Helmes bei Bayer vor Comeback

Torjäger Patrick Helmes steht fünf Monate nach seinem Kreuzbandriss vor dem Comeback im Dress von Bundesliga-Spitzenreiter Bayer Leverkusen.

"Er ist wieder voll im Teamtraining. Ob's schon für Bayern reicht, weiß ich nicht. Aber in der Hinrunde wird er auf jeden Fall noch spielen", sagte Sportchef Rudi Völler der "Bild".

Helmes hatte Mitte Juni bei einem Freizeitkick mit Freunden im Sauerland einen Riss des vorderen Kreuzbandes im rechten Knie erlitten.

Bayer ist am 22. November im Spitzenspiel bei Bayern München zu Gast. In der vergangenen Saison war Helmes mit 21 Toren treffsicherster Bayer-Spieler.

Pröll zurück im Training

Markus Pröll hat bei Eintracht Frankfurt gut zwei Monate nach seiner Schulter-Operation wieder das Training aufgenommen.

"Die Muskulatur im Arm hat zwar noch nicht wieder die alte Kraft, aber ich habe in der Schulter keine Schmerzen mehr", sagte der Torhüter.

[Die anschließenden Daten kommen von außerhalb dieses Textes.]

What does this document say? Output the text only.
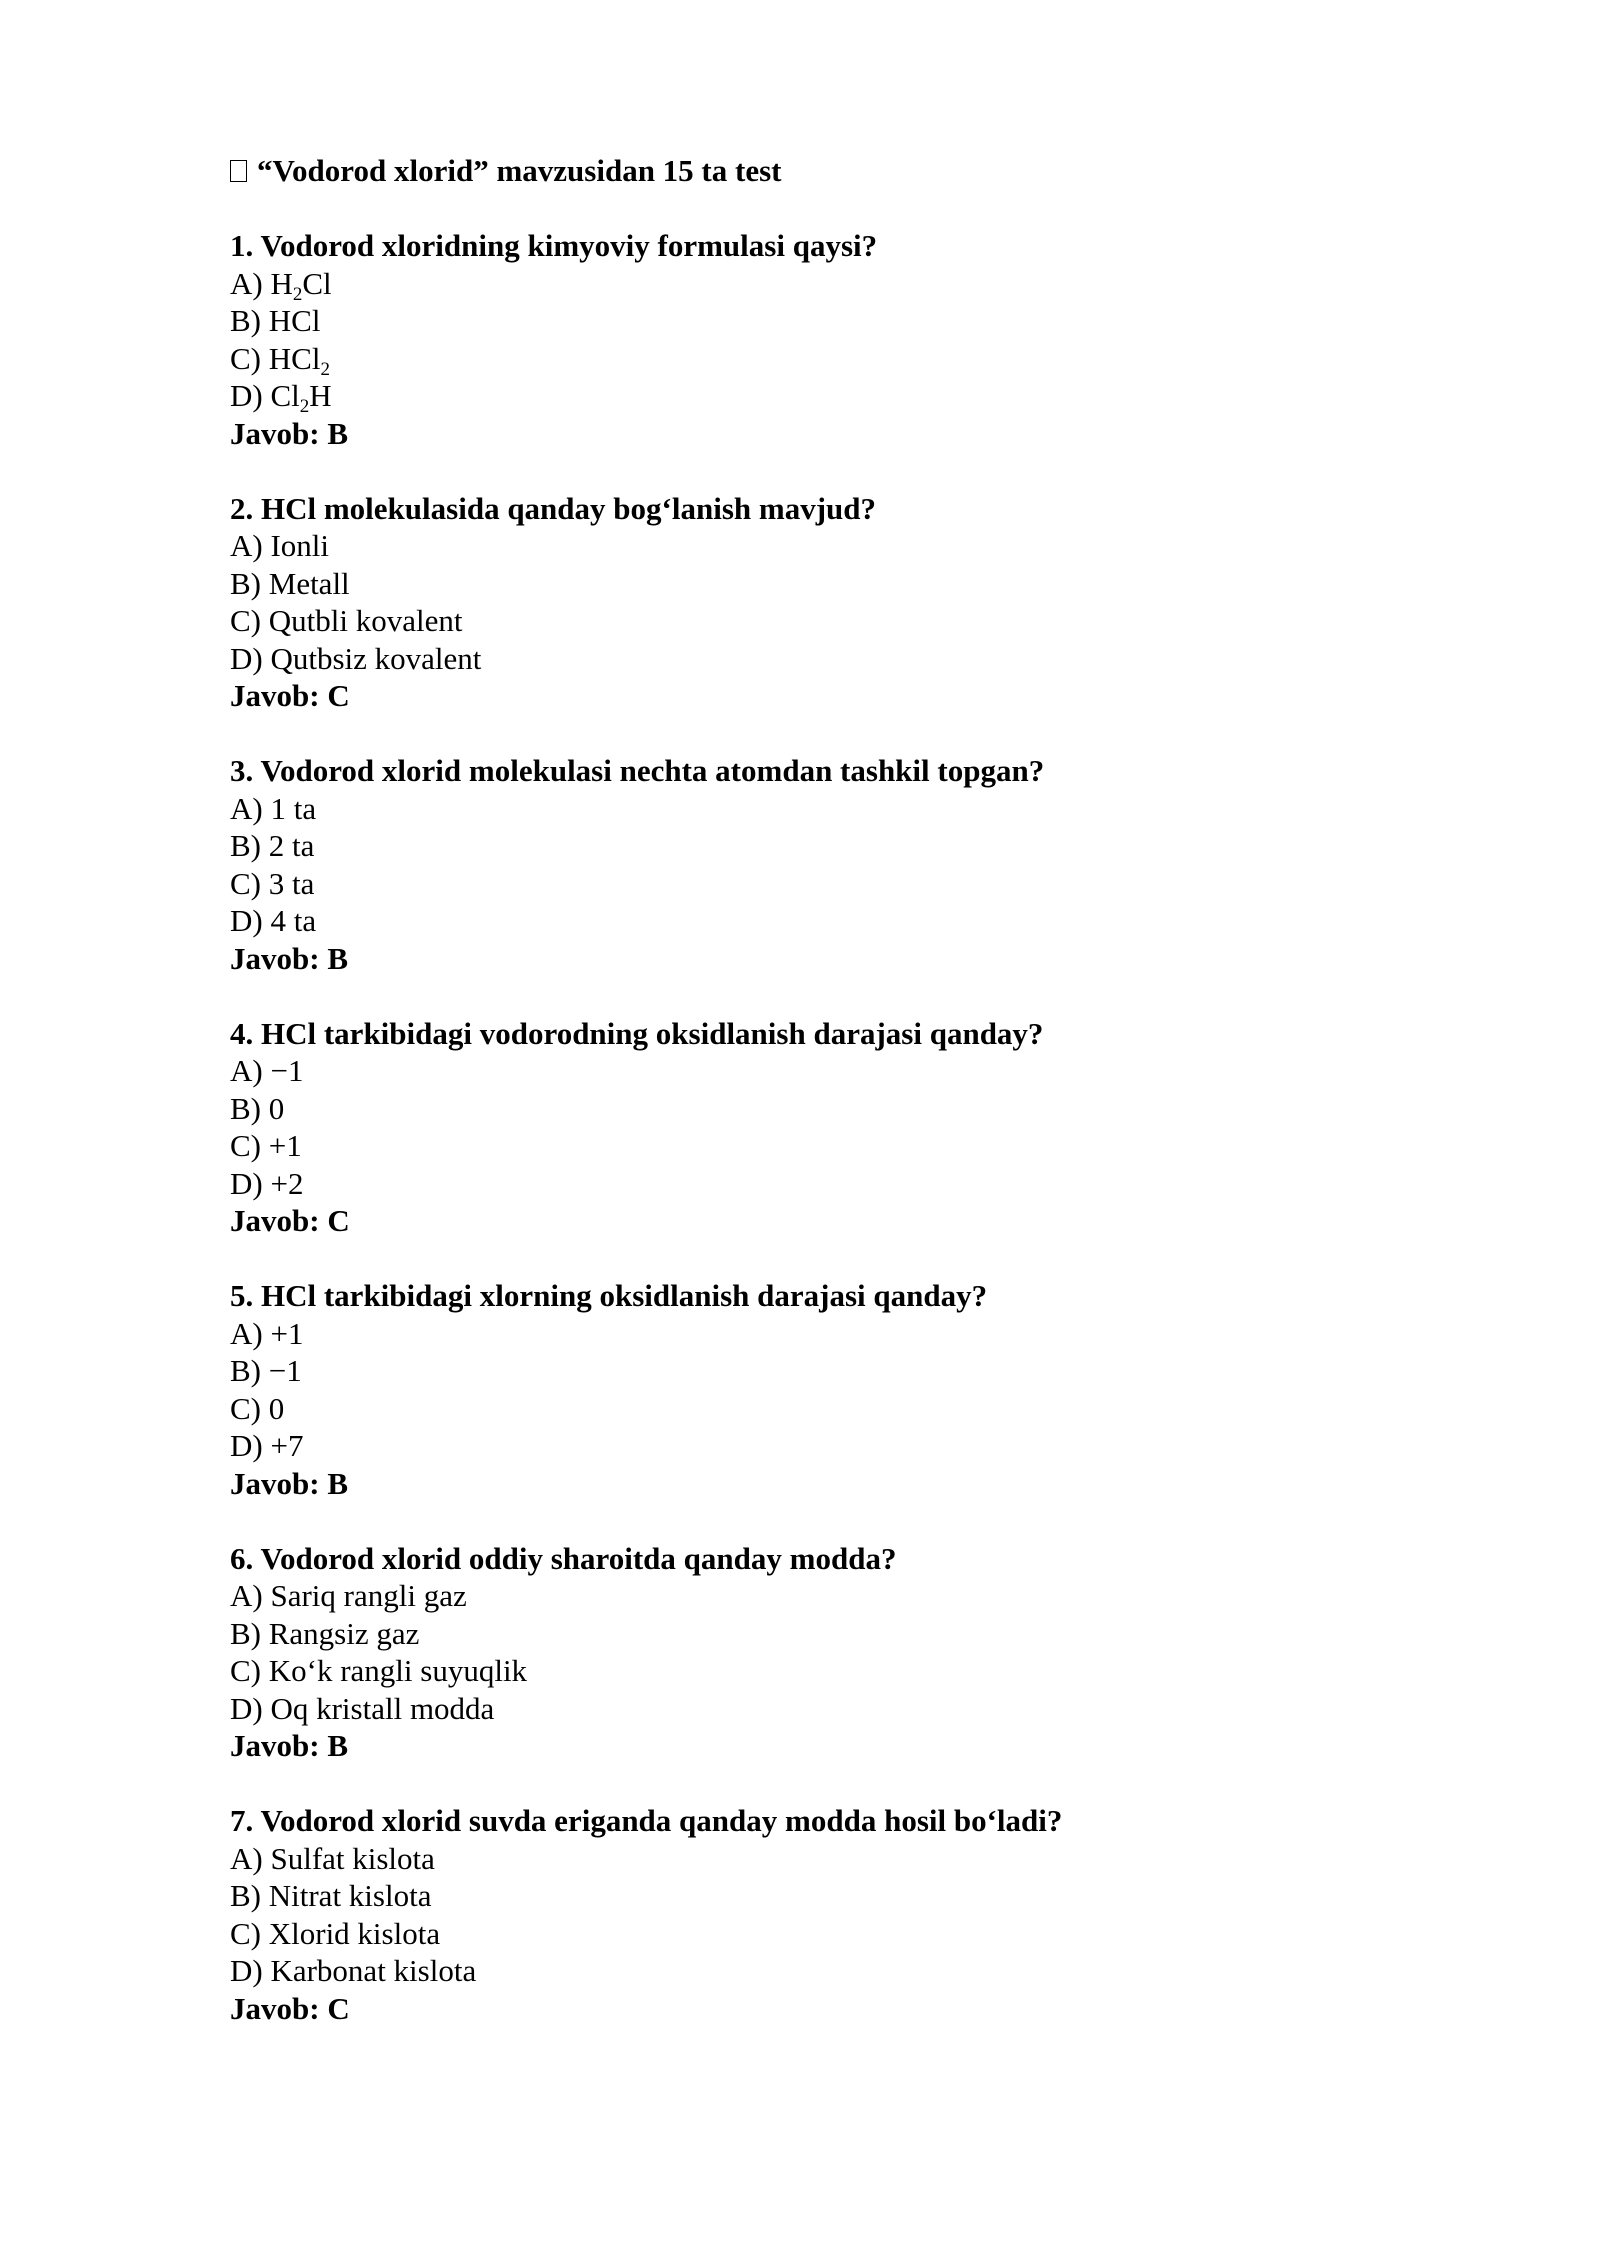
“Vodorod xlorid” mavzusidan 15 ta test
1. Vodorod xloridning kimyoviy formulasi qaysi?
A) $H_2Cl$
B) HCl
C) HCl$_2$
D) $Cl_2H$
Javob: B
2. HCl molekulasida qanday bog‘lanish mavjud?
A) Ionli
B) Metall
C) Qutbli kovalent
D) Qutbsiz kovalent
Javob: C
3. Vodorod xlorid molekulasi nechta atomdan tashkil topgan?
A) 1 ta
B) 2 ta
C) 3 ta
D) 4 ta
Javob: B
4. HCl tarkibidagi vodorodning oksidlanish darajasi qanday?
A) −1
B) 0
C) +1
D) +2
Javob: C
5. HCl tarkibidagi xlorning oksidlanish darajasi qanday?
A) +1
B) −1
C) 0
D) +7
Javob: B
6. Vodorod xlorid oddiy sharoitda qanday modda?
A) Sariq rangli gaz
B) Rangsiz gaz
C) Ko‘k rangli suyuqlik
D) Oq kristall modda
Javob: B
7. Vodorod xlorid suvda eriganda qanday modda hosil bo‘ladi?
A) Sulfat kislota
B) Nitrat kislota
C) Xlorid kislota
D) Karbonat kislota
Javob: C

Pröll will bei den Hessen den internen Kampf um die Nummer 1 im Tor gegen Oka Nikolov und Ralf Fährmann aufnehmen.

Der Schlussmann war Anfang September nach einem Testspiel gegen den SV Hofheim beim Ansturm der Autogrammjäger über ein kleines Mädchen gestürzt und hatte dabei eine Schultereckgelenk-Sprengung erlitten.

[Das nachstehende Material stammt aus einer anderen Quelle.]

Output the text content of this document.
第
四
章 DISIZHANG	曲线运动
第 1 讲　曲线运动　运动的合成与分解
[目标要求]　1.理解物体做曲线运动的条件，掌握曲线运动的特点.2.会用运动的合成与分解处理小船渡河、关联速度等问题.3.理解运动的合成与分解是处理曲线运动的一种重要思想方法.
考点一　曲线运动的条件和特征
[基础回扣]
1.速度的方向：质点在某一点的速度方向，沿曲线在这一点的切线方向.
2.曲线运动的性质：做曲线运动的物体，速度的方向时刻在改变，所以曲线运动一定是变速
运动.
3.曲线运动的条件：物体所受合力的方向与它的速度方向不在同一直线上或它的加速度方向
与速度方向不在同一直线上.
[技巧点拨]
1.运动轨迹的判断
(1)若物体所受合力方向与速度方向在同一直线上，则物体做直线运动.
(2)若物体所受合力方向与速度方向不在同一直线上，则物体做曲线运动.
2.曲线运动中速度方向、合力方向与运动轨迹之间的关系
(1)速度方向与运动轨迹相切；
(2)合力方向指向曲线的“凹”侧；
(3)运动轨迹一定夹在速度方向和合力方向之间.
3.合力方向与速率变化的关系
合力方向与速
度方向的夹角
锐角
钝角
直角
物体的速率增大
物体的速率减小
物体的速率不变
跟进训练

Positiver Heilungsverlauf bei Ibertsberger

Bei Hoffenheims Linksverteidiger Andreas Ibertsberger verläuft die Genesung nach seinen schweren Gesichtsverletzungen (Jochbein-, Kieferhöhlen- und Augenhöhlenbruch) schneller als erwartet.

Der österreichische Nationalspieler kann auf eine Rückkehr noch in der Hinrunde hoffen.

Dagegen plagen Stürmer Chinedu Obasi und Innenverteidiger Marvin Compper Probleme in der Oberschenkel-Muskulatur. Ihr Einsatz im Testspiel am Freitag beim Zweitligisten SpVgg Greuther Fürth ist fraglich.

Grafite entschuldigt sich bei Veh

Bundesliga-Torschützenkönig Grafite hat sich bei seinem Trainer Armin Veh für seine öffentlich geäußerte Kritik entschuldigt.

"Ich habe nach dem Bochum-Spiel den Fehler gemacht, in der Öffentlichkeit Dinge zu kritisieren anstatt das intern zu machen", sagte der Brasilianer dem "Kicker".

Er habe sich bei Veh entschuldigt und nun sei "wirklich alles ausgeräumt".